The social construct of “matching their energy” is played out.
I used to do it, too. If someone was distant, I’d pull back. If someone was short with me, I’d return that tone. If someone showed up halfway, I’d adjust to meet him/her there.
But what feels like self-protection, balance, and “giving what I get” doesn’t create peace. It just multiplies the problem.
When you match energy, every interaction defaults to reactivity. Choice is taken out, and instead, you’re just responding based on what someone else does first. And before long, your behavior isn’t rooted in your values. It’s rooted in theirs.
People aren’t predictable. Their behavior changes based on moods, stress, personality, and circumstances. And if your responses are tied to all of that, your stability disappears. You become as stead – or as chaotic – as the people around you.
That’s not a place I want to live anymore.
So I’m not matching energy. I’m choosing mine. In scenarios like these, it’s the only thing I can control.
So I’m going to be calm even when someone else isn’t. I’m going to be respectful, even when it’s not returned. I’m going to be consistent, even when others fluctuate.
At some point, we have to stop making decisions based on what we think other people “deserve.”
No, we don’t have to accept poor treatment or stay in unhealthy situations. We don’t even really have to pretend that things aren’t bothersome, when in fact, they are.
But we can set boundaries, walk away, and create distance without become reactive in the process. And matching energy is reactive. Choosing your own energy is intentional. One is driven by the moment and the other is grounded in who we’re trying to be.

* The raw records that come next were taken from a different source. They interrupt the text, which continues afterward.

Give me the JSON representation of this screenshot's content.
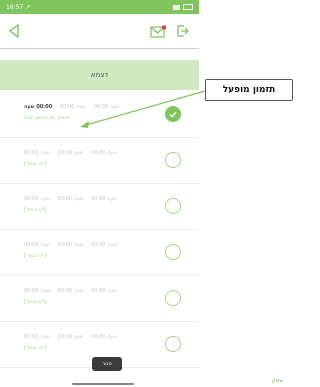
{
  "status_bar": {
    "time": "16:57 ↗"
  },
  "header": {
    "banner": "דצמא"
  },
  "rows": [
    {
      "active": true,
      "time": "00:00 שעה",
      "c2": "שעה 00:00",
      "c3": "שעה 00:00",
      "sub": "תזמון: יום ראשון שבת"
    },
    {
      "active": false,
      "time": "שעה 00:00",
      "c2": "שעה 00:00",
      "c3": "שעה 00:00",
      "sub": "[לא נבחר]"
    },
    {
      "active": false,
      "time": "שעה 00:00",
      "c2": "שעה 00:00",
      "c3": "שעה 00:00",
      "sub": "[לא נבחר]"
    },
    {
      "active": false,
      "time": "שעה 00:00",
      "c2": "שעה 00:00",
      "c3": "שעה 00:00",
      "sub": "[לא נבחר]"
    },
    {
      "active": false,
      "time": "שעה 00:00",
      "c2": "שעה 00:00",
      "c3": "שעה 00:00",
      "sub": "[לא נבחר]"
    },
    {
      "active": false,
      "time": "שעה 00:00",
      "c2": "שעה 00:00",
      "c3": "שעה 00:00",
      "sub": "[לא נבחר]"
    }
  ],
  "close_button": "סגור",
  "callout": "תזמון מופעל",
  "footer": "שיווק",
  "colors": {
    "accent": "#7fc45c",
    "banner_bg": "#cfe9c2"
  }
}
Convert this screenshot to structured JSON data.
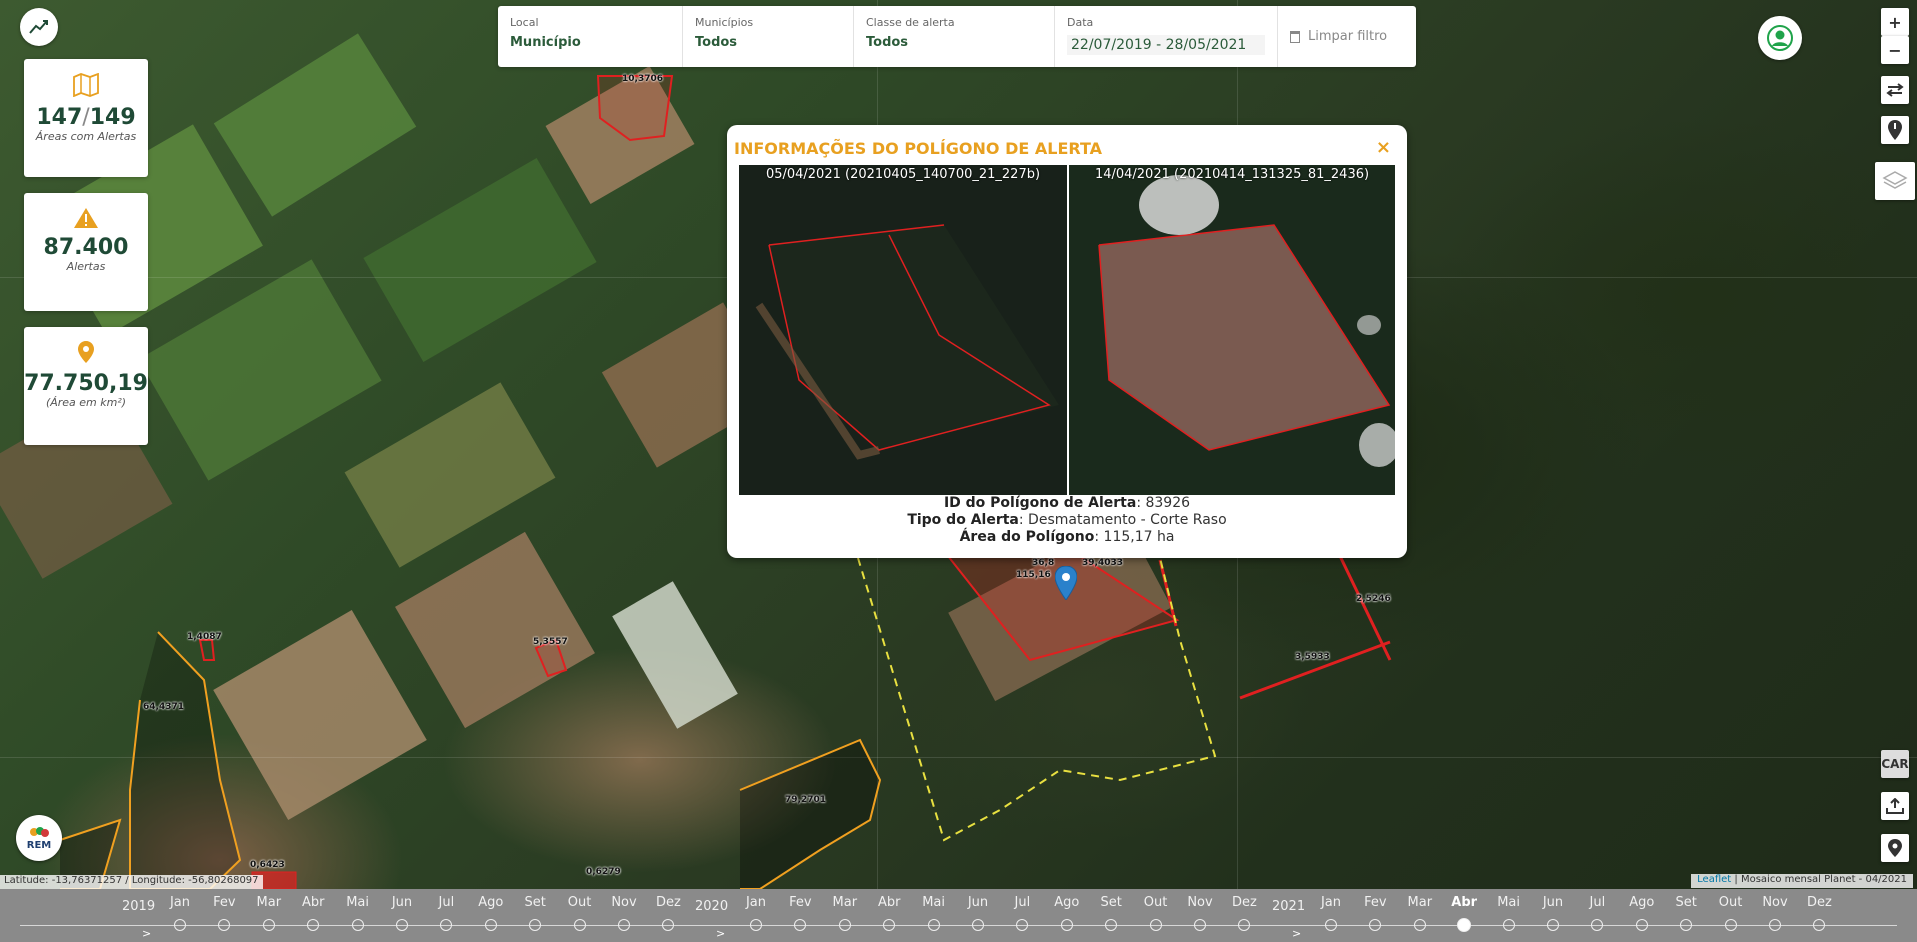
{
  "filters": {
    "local": {
      "label": "Local",
      "value": "Município"
    },
    "municipios": {
      "label": "Municípios",
      "value": "Todos"
    },
    "classe": {
      "label": "Classe de alerta",
      "value": "Todos"
    },
    "data": {
      "label": "Data",
      "value": "22/07/2019 - 28/05/2021"
    },
    "clear_label": "Limpar filtro"
  },
  "stats": [
    {
      "value_a": "147",
      "value_b": "149",
      "caption": "Áreas com Alertas",
      "icon": "map-icon"
    },
    {
      "value": "87.400",
      "caption": "Alertas",
      "icon": "warning-icon"
    },
    {
      "value": "77.750,19",
      "caption": "(Área em km²)",
      "icon": "map-pin-icon"
    }
  ],
  "colors": {
    "accent": "#e8a020",
    "brand": "#1f4a36",
    "alert_polygon": "#e02020",
    "car_polygon": "#f0a020"
  },
  "popup": {
    "title": "INFORMAÇÕES DO POLÍGONO DE ALERTA",
    "before_caption": "05/04/2021 (20210405_140700_21_227b)",
    "after_caption": "14/04/2021 (20210414_131325_81_2436)",
    "id_label": "ID do Polígono de Alerta",
    "id_value": "83926",
    "type_label": "Tipo do Alerta",
    "type_value": "Desmatamento - Corte Raso",
    "area_label": "Área do Polígono",
    "area_value": "115,17 ha"
  },
  "map_labels": [
    "10,3706",
    "1,4087",
    "64,4371",
    "5,3557",
    "79,2701",
    "0,6423",
    "0,6279",
    "36,8",
    "115,16",
    "39,4033",
    "2,5246",
    "3,5933"
  ],
  "controls": {
    "zoom_in": "+",
    "zoom_out": "−",
    "car_label": "CAR"
  },
  "footer": {
    "coords": "Latitude: -13,76371257 / Longitude: -56,80268097",
    "attribution_link": "Leaflet",
    "attribution_text": "| Mosaico mensal Planet - 04/2021"
  },
  "timeline": {
    "years": [
      "2019",
      "2020",
      "2021"
    ],
    "months_2019": [
      "Jan",
      "Fev",
      "Mar",
      "Abr",
      "Mai",
      "Jun",
      "Jul",
      "Ago",
      "Set",
      "Out",
      "Nov",
      "Dez"
    ],
    "months_2020": [
      "Jan",
      "Fev",
      "Mar",
      "Abr",
      "Mai",
      "Jun",
      "Jul",
      "Ago",
      "Set",
      "Out",
      "Nov",
      "Dez"
    ],
    "months_2021": [
      "Jan",
      "Fev",
      "Mar",
      "Abr",
      "Mai",
      "Jun",
      "Jul",
      "Ago",
      "Set",
      "Out",
      "Nov",
      "Dez"
    ],
    "selected": "Abr 2021",
    "arrow": ">"
  },
  "logo_text": "REM"
}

If I have learned anything from all of the inner work I’ve been doing, it’s that I cannot control other people. Peace doesn’t come from that place. It comes from controlling my response to other people’s behavior. And the more consistent I become when choosing how to show up, the less power others’ behavior has over me.
I decide who I am. And I show up that way regardless of what they do.
I find that emotional maturity lies in the space between “giving what I get” and “treating them how I want to be treated.”